Tue Jun 28 07:51:18 GMT 2022

https://gcc.gnu.org/bugzilla/show_bug.cgi?id=106106

--- Comment #1 from Richard Biener <rguenth at gcc dot gnu.org> ---
SRA is eliding 'v' by doing what it does, so it essentially changes

  D.22939 = __builtin_aarch64_ld2v2sf (p1_2(D));
  v = D.22939;
  __b = v;
  D.22937 = __builtin_aarch64_ld2_lanev2sf (p2_3(D), __b, 1); [tail call]

to

  D.22939 = __builtin_aarch64_ld2v2sf (p1_2(D));
  __b = D.22939;
  D.22937 = __builtin_aarch64_ld2_lanev2sf (p2_3(D), __b, 1); [tail call]

but due to how it works overall it cannot do this without exposing the
scalar pieces and "re-materializing" __b.

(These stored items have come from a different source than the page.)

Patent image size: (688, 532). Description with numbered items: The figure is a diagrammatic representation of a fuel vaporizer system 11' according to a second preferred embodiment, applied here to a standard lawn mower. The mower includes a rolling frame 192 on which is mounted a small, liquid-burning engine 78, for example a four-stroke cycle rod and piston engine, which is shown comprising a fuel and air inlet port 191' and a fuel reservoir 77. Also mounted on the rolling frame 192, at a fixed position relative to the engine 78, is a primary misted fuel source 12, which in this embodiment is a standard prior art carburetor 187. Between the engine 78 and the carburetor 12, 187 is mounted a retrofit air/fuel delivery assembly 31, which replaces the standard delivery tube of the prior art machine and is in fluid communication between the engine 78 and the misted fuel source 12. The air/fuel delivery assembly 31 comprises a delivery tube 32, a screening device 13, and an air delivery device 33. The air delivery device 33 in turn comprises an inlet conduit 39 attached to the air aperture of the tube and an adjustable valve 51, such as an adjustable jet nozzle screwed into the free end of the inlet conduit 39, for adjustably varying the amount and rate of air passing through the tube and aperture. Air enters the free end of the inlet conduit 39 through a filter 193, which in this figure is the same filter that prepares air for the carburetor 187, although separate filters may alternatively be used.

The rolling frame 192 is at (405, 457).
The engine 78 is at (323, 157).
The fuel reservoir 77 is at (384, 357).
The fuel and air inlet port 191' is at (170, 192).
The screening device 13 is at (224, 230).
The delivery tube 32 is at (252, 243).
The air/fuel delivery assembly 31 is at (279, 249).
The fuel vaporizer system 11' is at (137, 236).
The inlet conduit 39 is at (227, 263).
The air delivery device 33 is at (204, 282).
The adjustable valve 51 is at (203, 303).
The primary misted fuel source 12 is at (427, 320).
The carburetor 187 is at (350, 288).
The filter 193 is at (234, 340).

__extension__ extern __inline float32x2x2_t
__attribute__  ((__always_inline__, __gnu_inline__, __artificial__))
vld2_lane_f32 (const float32_t * __a, float32x2x2_t __b, const int __c)
{
  union { float32x2x2_t __i; __builtin_neon_ti __o; } __bu = { __b };
  union { float32x2x2_t __i; __builtin_neon_ti __o; } __rv;
  __rv.__o = __builtin_neon_vld2_lanev2sf ((const __builtin_neon_sf *) __a,
__bu.__o, __c);
  return __rv.__i;
}

it looks like providing __builtin_neon_vld2_lanev2sf with float32x2x2
argument and return type might avoid one copy.

In any case improving register allocation or massaging the RTL before it
is the way to go here.  How does the RTL IL fed to RA differ with/without SRA?